И каждый раз Румата отмалчивался или переводил разговор на другое.
— Дон Румата, — сказал мятежник, — почему вы не хотите помочь нам?
— Одну минутку, — сказал Румата. — Прошу прощения, но я хотел бы знать, как вы проникли в дом?
— Это неважно. Никто, кроме меня, не знает этой дороги. Не уклоняйтесь, дон Румата. Почему вы не хотите дать нам вашу силу?
— Не будем говорить об этом.
— Нет, мы будем говорить об этом. Я не звал вас. Я никогда не молился. Вы пришли ко мне сами. Или вы просто решили позабавиться?

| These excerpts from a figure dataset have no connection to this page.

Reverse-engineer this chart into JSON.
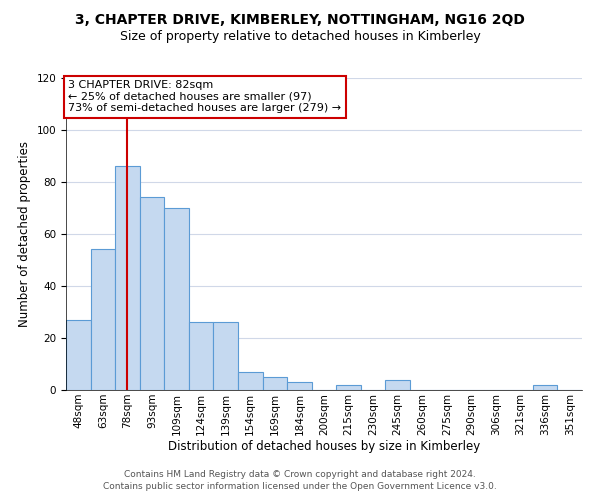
{
  "title": "3, CHAPTER DRIVE, KIMBERLEY, NOTTINGHAM, NG16 2QD",
  "subtitle": "Size of property relative to detached houses in Kimberley",
  "xlabel": "Distribution of detached houses by size in Kimberley",
  "ylabel": "Number of detached properties",
  "categories": [
    "48sqm",
    "63sqm",
    "78sqm",
    "93sqm",
    "109sqm",
    "124sqm",
    "139sqm",
    "154sqm",
    "169sqm",
    "184sqm",
    "200sqm",
    "215sqm",
    "230sqm",
    "245sqm",
    "260sqm",
    "275sqm",
    "290sqm",
    "306sqm",
    "321sqm",
    "336sqm",
    "351sqm"
  ],
  "values": [
    27,
    54,
    86,
    74,
    70,
    26,
    26,
    7,
    5,
    3,
    0,
    2,
    0,
    4,
    0,
    0,
    0,
    0,
    0,
    2,
    0
  ],
  "bar_color": "#c5d9f0",
  "bar_edge_color": "#5b9bd5",
  "ylim": [
    0,
    120
  ],
  "yticks": [
    0,
    20,
    40,
    60,
    80,
    100,
    120
  ],
  "property_line_x": 2,
  "annotation_line1": "3 CHAPTER DRIVE: 82sqm",
  "annotation_line2": "← 25% of detached houses are smaller (97)",
  "annotation_line3": "73% of semi-detached houses are larger (279) →",
  "annotation_box_color": "#ffffff",
  "annotation_box_edge": "#cc0000",
  "property_line_color": "#cc0000",
  "footer_line1": "Contains HM Land Registry data © Crown copyright and database right 2024.",
  "footer_line2": "Contains public sector information licensed under the Open Government Licence v3.0.",
  "background_color": "#ffffff",
  "grid_color": "#d0d8e8",
  "title_fontsize": 10,
  "subtitle_fontsize": 9,
  "xlabel_fontsize": 8.5,
  "ylabel_fontsize": 8.5,
  "tick_fontsize": 7.5,
  "annot_fontsize": 8,
  "footer_fontsize": 6.5
}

Трудно быть богом, подумал Румата. Он сказал терпеливо:
— Вы не поймете меня. Я вам двадцать раз пытался объяснить, что я не бог, — вы так и не поверили. И вы не поймете, почему я не могу помочь вам оружием…
— У вас есть молнии?
— Я не могу дать вам молнии.
— Я уже слышал это двадцать раз, — сказал Арата. — Теперь я хочу знать: почему?
— Я повторяю: вы не поймете.
— А вы попытайтесь.
— Что вы собираетесь делать с молниями?
— Я выжгу золоченую сволочь, как клопов, всех до одного, весь их проклятый род до двенадцатого потомка. Я сотру с лица земли их крепости. Я сожгу их армии и всех, кто будет защищать их и поддерживать. Можете не беспокоиться — ваши молнии будут служить только добру, и когда на земле останутся только освобожденные рабы и воцарится мир, я верну вам ваши молнии и никогда больше не попрошу их.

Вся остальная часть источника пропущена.